Facebook Takes Steps to Deal with Gift Card Scams
Like many other Facebook users Jeff Crites heard of the US$1,000 Best Buy gift-card offer last month from a friend, a Web savvy director of social media at a Fortune 500 company.
By Robert McMillan
April 07, 2010 — IDG News Service — Like many other Facebook users Jeff Crites heard of the US$1,000 Best Buy gift-card offer last month from a friend, a Web savvy director of social media at a Fortune 500 company.
He clicked on a link that took him to a Facebook fan page promising a sweet offer: If he clicked through and was one of the first 20,000 people to become Best Buy fans, he'd get a $1,000 gift card to spend on electronics. To Crites, a marketing consultant who makes his living understanding social media, a $20 million promotion to get just 20,000 Facebook fans struck a wrong note. Companies simply don't give away hundreds of dollars to Facebook fans. "It just didn't seem right and it didn't feel right," he said. "They're going to give away a sandwich or a box of cookies."
He sent a message to the friend who'd mentioned the offer, and within minutes they agreed that it was a scam.

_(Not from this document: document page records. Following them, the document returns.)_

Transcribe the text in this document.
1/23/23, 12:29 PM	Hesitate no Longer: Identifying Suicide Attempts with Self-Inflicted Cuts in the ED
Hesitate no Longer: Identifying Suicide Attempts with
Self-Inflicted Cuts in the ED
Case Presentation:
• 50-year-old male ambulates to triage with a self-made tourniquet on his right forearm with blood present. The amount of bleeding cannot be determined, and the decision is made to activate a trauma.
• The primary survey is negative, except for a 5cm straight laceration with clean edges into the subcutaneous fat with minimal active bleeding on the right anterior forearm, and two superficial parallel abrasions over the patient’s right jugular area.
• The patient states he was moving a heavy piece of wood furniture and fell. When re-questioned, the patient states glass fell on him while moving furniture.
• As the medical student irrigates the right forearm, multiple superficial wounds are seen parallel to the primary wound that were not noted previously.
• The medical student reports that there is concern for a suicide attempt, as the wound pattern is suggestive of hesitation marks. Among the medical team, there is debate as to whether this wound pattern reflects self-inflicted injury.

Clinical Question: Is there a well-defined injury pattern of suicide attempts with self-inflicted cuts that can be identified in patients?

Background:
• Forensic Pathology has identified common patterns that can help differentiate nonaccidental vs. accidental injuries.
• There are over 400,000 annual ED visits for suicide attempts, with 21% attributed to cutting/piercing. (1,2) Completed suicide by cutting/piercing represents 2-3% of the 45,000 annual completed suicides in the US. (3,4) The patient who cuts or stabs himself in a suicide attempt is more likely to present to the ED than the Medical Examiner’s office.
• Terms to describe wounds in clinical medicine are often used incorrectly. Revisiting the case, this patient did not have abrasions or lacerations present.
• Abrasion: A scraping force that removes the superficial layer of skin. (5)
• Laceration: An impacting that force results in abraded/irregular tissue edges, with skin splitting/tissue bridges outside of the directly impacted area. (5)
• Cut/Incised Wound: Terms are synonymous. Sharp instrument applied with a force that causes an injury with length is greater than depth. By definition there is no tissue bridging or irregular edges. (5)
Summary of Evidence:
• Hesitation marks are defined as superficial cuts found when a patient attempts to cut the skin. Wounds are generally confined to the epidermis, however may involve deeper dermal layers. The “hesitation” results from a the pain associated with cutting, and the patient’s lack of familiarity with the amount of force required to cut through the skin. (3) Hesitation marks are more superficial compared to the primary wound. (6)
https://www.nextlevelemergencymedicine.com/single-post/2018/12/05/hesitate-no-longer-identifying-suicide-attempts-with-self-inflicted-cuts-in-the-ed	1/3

Welcome to the latest Facebook con game: fake gift cards.
In the past months, fan pages have popped up all over the social networking site, offering too-good-to-be-true gift cards. There's the $500 Whole Foods card, the $10 Walmart offer, and the $1,000 Ikea gift card. The Ikea page put these gift card scams on the map last month, when it quickly racked up more than 70,000 fans before being snuffed. Facebook has also taken down Target and iTunes gift card scam pages in the past few months.
Many of these pages have fake posts suggesting that the giveaway offer worked, but the sites typically lead to affiliate marketing Web sites that try to collect data and generate Web traffic for advertisers, according to Simon Axten, a Facebook spokesman.
The gift-card scams have been circulating via e-mail for years now, but they're still a novelty on Facebook.
Because anyone can set up a fan page for virtually anything -- and many pages do contain legitimate gift-card offers -- it's a thorny problem for Facebook to solve. Right now, the company is playing the social networking version of whack-a-mole, with a team of engineers monitoring the problem and deleting groups, applications, and fan pages as quickly as it can find them.
The company is trying to get the upper hand on the scammers, however. "We've started building an automated system to detect this type of suspicious content and behavior more quickly before it's even reported," Axten said in an e-mail interview.
Facebook won't say how many people have joined these fake groups, but according to Axten, "this is happening on a relatively minor scale, especially since we're quickly removing the groups and pages in many cases before they go viral."